I am filled with the same doubts and fears.
It’s just that now I live
Into my faith more than my doubts
And pray to walk with a heart wide open;
To live into the hope that love is eternal,
And allow the course of the river to carry me,
Instead of trying to swim upstream.”
Becca Stevens, Letters from the Farm, A Simple Path for a Deeper Spiritual Life 2015
Becca Stevens, the Episcopal priest at Vanderbilt University’s St. Augustine Chapel, and the founder of Thistle Farm writes about distractions on the spiritual path such as doubt and the bright lights and distraction of the ego. She believes love to be the ultimate vehicle for social change and healing following a path of simplicity, humility, and forgiveness.
"The opposite of faith is not doubt, but certainty," is often attributed to Anne Lamott but can be traced to William Temple, the former Archbishop of Canterbury in the 1940’s. It also is related to writings of Paul Tillich where he said, “Doubt is not the opposite of faith; it is one element of faith.” Phillip Yancy has modified the quote to “the opposite of faith is not doubt, but fear.”
Without the gift of doubt there cannot be the presence of faith. It is only when we are not quite certain and can give into the mystery of faith that we are able to trust in a power greater than ourselves.
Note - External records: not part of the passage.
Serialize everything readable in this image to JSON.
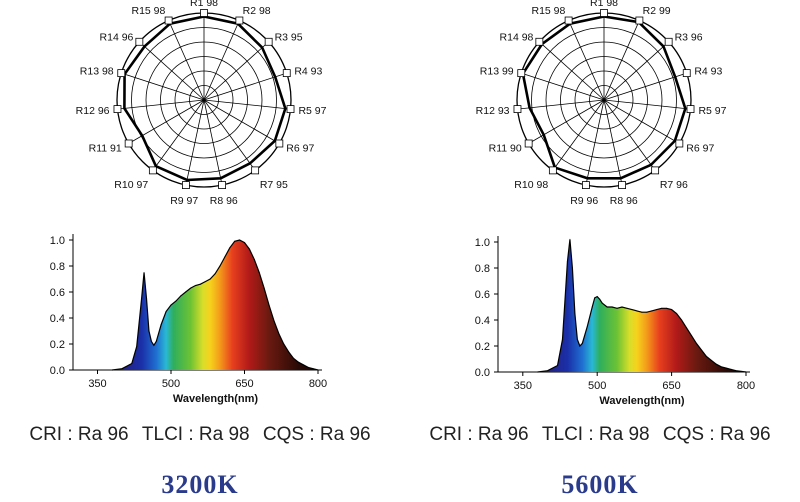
{
  "chart_data": [
    {
      "type": "radar",
      "title": "",
      "categories": [
        "R1",
        "R2",
        "R3",
        "R4",
        "R5",
        "R6",
        "R7",
        "R8",
        "R9",
        "R10",
        "R11",
        "R12",
        "R13",
        "R14",
        "R15"
      ],
      "values": [
        98,
        98,
        95,
        93,
        97,
        97,
        95,
        96,
        97,
        97,
        91,
        96,
        98,
        96,
        98
      ],
      "labels": [
        "R1 98",
        "R2 98",
        "R3 95",
        "R4 93",
        "R5 97",
        "R6 97",
        "R7 95",
        "R8 96",
        "R9 97",
        "R10 97",
        "R11 91",
        "R12 96",
        "R13 98",
        "R14 96",
        "R15 98"
      ]
    },
    {
      "type": "area",
      "title": "",
      "xlabel": "Wavelength(nm)",
      "ylabel": "",
      "xlim": [
        300,
        800
      ],
      "ylim": [
        0,
        1.0
      ],
      "xticks": [
        "350",
        "500",
        "650",
        "800"
      ],
      "yticks": [
        "0.0",
        "0.2",
        "0.4",
        "0.6",
        "0.8",
        "1.0"
      ],
      "x": [
        380,
        400,
        420,
        430,
        440,
        445,
        450,
        455,
        460,
        465,
        470,
        480,
        490,
        500,
        510,
        520,
        530,
        540,
        550,
        560,
        570,
        580,
        590,
        600,
        610,
        620,
        630,
        640,
        650,
        660,
        670,
        680,
        690,
        700,
        710,
        720,
        730,
        740,
        750,
        760,
        770,
        780,
        790,
        800
      ],
      "values": [
        0,
        0.01,
        0.05,
        0.18,
        0.55,
        0.75,
        0.55,
        0.3,
        0.22,
        0.19,
        0.22,
        0.35,
        0.45,
        0.5,
        0.53,
        0.57,
        0.6,
        0.63,
        0.65,
        0.66,
        0.68,
        0.7,
        0.74,
        0.8,
        0.87,
        0.94,
        0.99,
        1.0,
        0.98,
        0.93,
        0.85,
        0.75,
        0.63,
        0.5,
        0.38,
        0.28,
        0.2,
        0.14,
        0.09,
        0.06,
        0.04,
        0.02,
        0.01,
        0
      ]
    },
    {
      "type": "radar",
      "title": "",
      "categories": [
        "R1",
        "R2",
        "R3",
        "R4",
        "R5",
        "R6",
        "R7",
        "R8",
        "R9",
        "R10",
        "R11",
        "R12",
        "R13",
        "R14",
        "R15"
      ],
      "values": [
        98,
        99,
        96,
        93,
        97,
        97,
        96,
        96,
        96,
        98,
        90,
        93,
        99,
        98,
        98
      ],
      "labels": [
        "R1 98",
        "R2 99",
        "R3 96",
        "R4 93",
        "R5 97",
        "R6 97",
        "R7 96",
        "R8 96",
        "R9 96",
        "R10 98",
        "R11 90",
        "R12 93",
        "R13 99",
        "R14 98",
        "R15 98"
      ]
    },
    {
      "type": "area",
      "title": "",
      "xlabel": "Wavelength(nm)",
      "ylabel": "",
      "xlim": [
        300,
        800
      ],
      "ylim": [
        0,
        1.0
      ],
      "xticks": [
        "350",
        "500",
        "650",
        "800"
      ],
      "yticks": [
        "0.0",
        "0.2",
        "0.4",
        "0.6",
        "0.8",
        "1.0"
      ],
      "x": [
        380,
        400,
        420,
        430,
        440,
        445,
        450,
        455,
        460,
        465,
        470,
        480,
        490,
        495,
        500,
        505,
        510,
        520,
        530,
        540,
        550,
        560,
        570,
        580,
        590,
        600,
        610,
        620,
        630,
        640,
        650,
        660,
        670,
        680,
        690,
        700,
        710,
        720,
        730,
        740,
        750,
        760,
        770,
        780,
        790,
        800
      ],
      "values": [
        0,
        0.01,
        0.05,
        0.25,
        0.85,
        1.02,
        0.8,
        0.45,
        0.25,
        0.2,
        0.22,
        0.35,
        0.5,
        0.57,
        0.58,
        0.56,
        0.53,
        0.5,
        0.5,
        0.49,
        0.5,
        0.49,
        0.48,
        0.47,
        0.46,
        0.46,
        0.47,
        0.48,
        0.49,
        0.49,
        0.48,
        0.45,
        0.4,
        0.34,
        0.28,
        0.22,
        0.17,
        0.12,
        0.09,
        0.06,
        0.04,
        0.03,
        0.02,
        0.01,
        0.005,
        0
      ]
    }
  ],
  "panels": [
    {
      "cri": "CRI : Ra 96",
      "tlci": "TLCI : Ra 98",
      "cqs": "CQS : Ra 96",
      "temperature": "3200K"
    },
    {
      "cri": "CRI : Ra 96",
      "tlci": "TLCI : Ra 98",
      "cqs": "CQS : Ra 96",
      "temperature": "5600K"
    }
  ],
  "colors": {
    "text": "#222222",
    "temperature": "#2a3b8c",
    "curve": "#000000"
  }
}
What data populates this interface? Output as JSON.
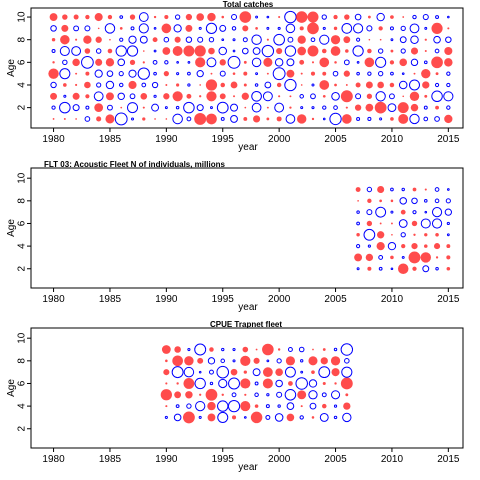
{
  "chart_data": [
    {
      "type": "scatter",
      "title": "Total catches",
      "xlabel": "year",
      "ylabel": "Age",
      "xlim": [
        1978,
        2016.3
      ],
      "ylim": [
        0.2,
        10.8
      ],
      "xticks": [
        1980,
        1985,
        1990,
        1995,
        2000,
        2005,
        2010,
        2015
      ],
      "yticks": [
        2,
        4,
        6,
        8,
        10
      ],
      "colors": {
        "positive": "#ff0000",
        "negative": "#0000ff"
      },
      "x": [
        1980,
        2015
      ],
      "ages": [
        1,
        10
      ]
    },
    {
      "type": "scatter",
      "title": "FLT 03: Acoustic Fleet   N of individuals, millions",
      "xlabel": "year",
      "ylabel": "Age",
      "xlim": [
        1978,
        2016.3
      ],
      "ylim": [
        0.3,
        10.9
      ],
      "xticks": [
        1980,
        1985,
        1990,
        1995,
        2000,
        2005,
        2010,
        2015
      ],
      "yticks": [
        2,
        4,
        6,
        8,
        10
      ],
      "colors": {
        "positive": "#ff0000",
        "negative": "#0000ff"
      },
      "x": [
        2007,
        2015
      ],
      "ages": [
        2,
        9
      ]
    },
    {
      "type": "scatter",
      "title": "CPUE Trapnet fleet",
      "xlabel": "year",
      "ylabel": "Age",
      "xlim": [
        1978,
        2016.3
      ],
      "ylim": [
        0.3,
        10.9
      ],
      "xticks": [
        1980,
        1985,
        1990,
        1995,
        2000,
        2005,
        2010,
        2015
      ],
      "yticks": [
        2,
        4,
        6,
        8,
        10
      ],
      "colors": {
        "positive": "#ff0000",
        "negative": "#0000ff"
      },
      "x": [
        1990,
        2006
      ],
      "ages": [
        3,
        9
      ]
    }
  ]
}
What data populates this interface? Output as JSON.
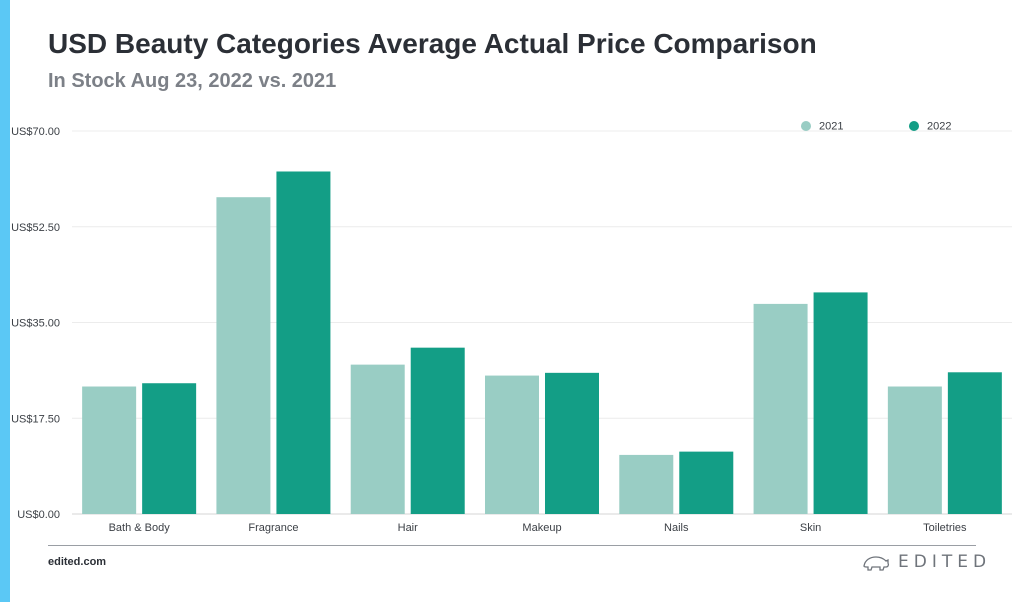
{
  "header": {
    "title": "USD Beauty Categories Average Actual Price Comparison",
    "subtitle": "In Stock Aug 23, 2022 vs. 2021"
  },
  "footer": {
    "site": "edited.com",
    "brand": "EDITED",
    "brand_icon": "polar-bear-icon"
  },
  "colors": {
    "accent_strip": "#5bc8f5",
    "series_2021": "#99cdc4",
    "series_2022": "#139e86",
    "gridline": "#ececec",
    "axis_text": "#3c4046"
  },
  "chart_data": {
    "type": "bar",
    "title": "USD Beauty Categories Average Actual Price Comparison",
    "subtitle": "In Stock Aug 23, 2022 vs. 2021",
    "categories": [
      "Bath & Body",
      "Fragrance",
      "Hair",
      "Makeup",
      "Nails",
      "Skin",
      "Toiletries"
    ],
    "series": [
      {
        "name": "2021",
        "values": [
          23.3,
          57.9,
          27.3,
          25.3,
          10.8,
          38.4,
          23.3
        ]
      },
      {
        "name": "2022",
        "values": [
          23.9,
          62.6,
          30.4,
          25.8,
          11.4,
          40.5,
          25.9
        ]
      }
    ],
    "ylim": [
      0,
      70
    ],
    "yticks": [
      0,
      17.5,
      35,
      52.5,
      70
    ],
    "ytick_labels": [
      "US$0.00",
      "US$17.50",
      "US$35.00",
      "US$52.50",
      "US$70.00"
    ],
    "xlabel": "",
    "ylabel": "",
    "grid": true,
    "legend_position": "top-right"
  }
}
I know I have used this phrase about doubt and faith and certainty hundreds of times in spiritual direction. I first heard it from the then dean of Grace Cathedral in San Francisco, Alan Jones, at a Spiritual Formation Summit led by Trinity Wall Street at Kanuga Conference Center the spring after the death of a dear friend, Jane Murray. Jane had made reservations for her husband, Pat, and my husband and myself at this conference in 2001 the summer before her untimely death. Jane was passionate about adult formation, and infected me with that love as well. I can still see her turning in our names almost immediately after the flyer about the conference came off the St. Margaret’s fax machine. We would not have gone if it had not been for Jane. Also at this summit at this lakeside conference center were Bishop Tutu, Phyllis Tickle, Thomas Keating, Barbara Crafton, Walter Wink, old friend from Arkansas, Stuart Hoke, and Susanne Epting, a deacon from Iowa that I already knew would write great things. It was an unbelievable conference, a gift from a friend who knew better than we that this event could change our lives to new directions. We went to honor Jane and in return learned more than imaginable. I still keep Jane’s picture by my desk as a reminder to thank her for coming into our lives. Another thank you to Jane from the conference is meeting Phyllis Tickle at her book signing and timidly asking with all the courage I could muster if she ever evaluated other author’s works. I could not believe it. On the spot she gave me her address and told me to send her my writing. This began a mentorship and friendship with Phyllis until she died in September of 2015.
So, this is one of a million ways God works in our life, through other people, living and dead, making connections that are all serendipity from South Africa to California to New York to Iowa to Tennessee to North Carolina to Arkansas. In that spring of 2002 at Kanuga I first learned how to mentor others on their spiritual journey from a spiritual icon. I began to learn that doubt is not a fearful thing. It is certainty that we all should be beware of. Today I remember how the love of a friend, Jane Murray, led me to waters by a lake in western North Carolina where I learned all this, and I now pass it on to you.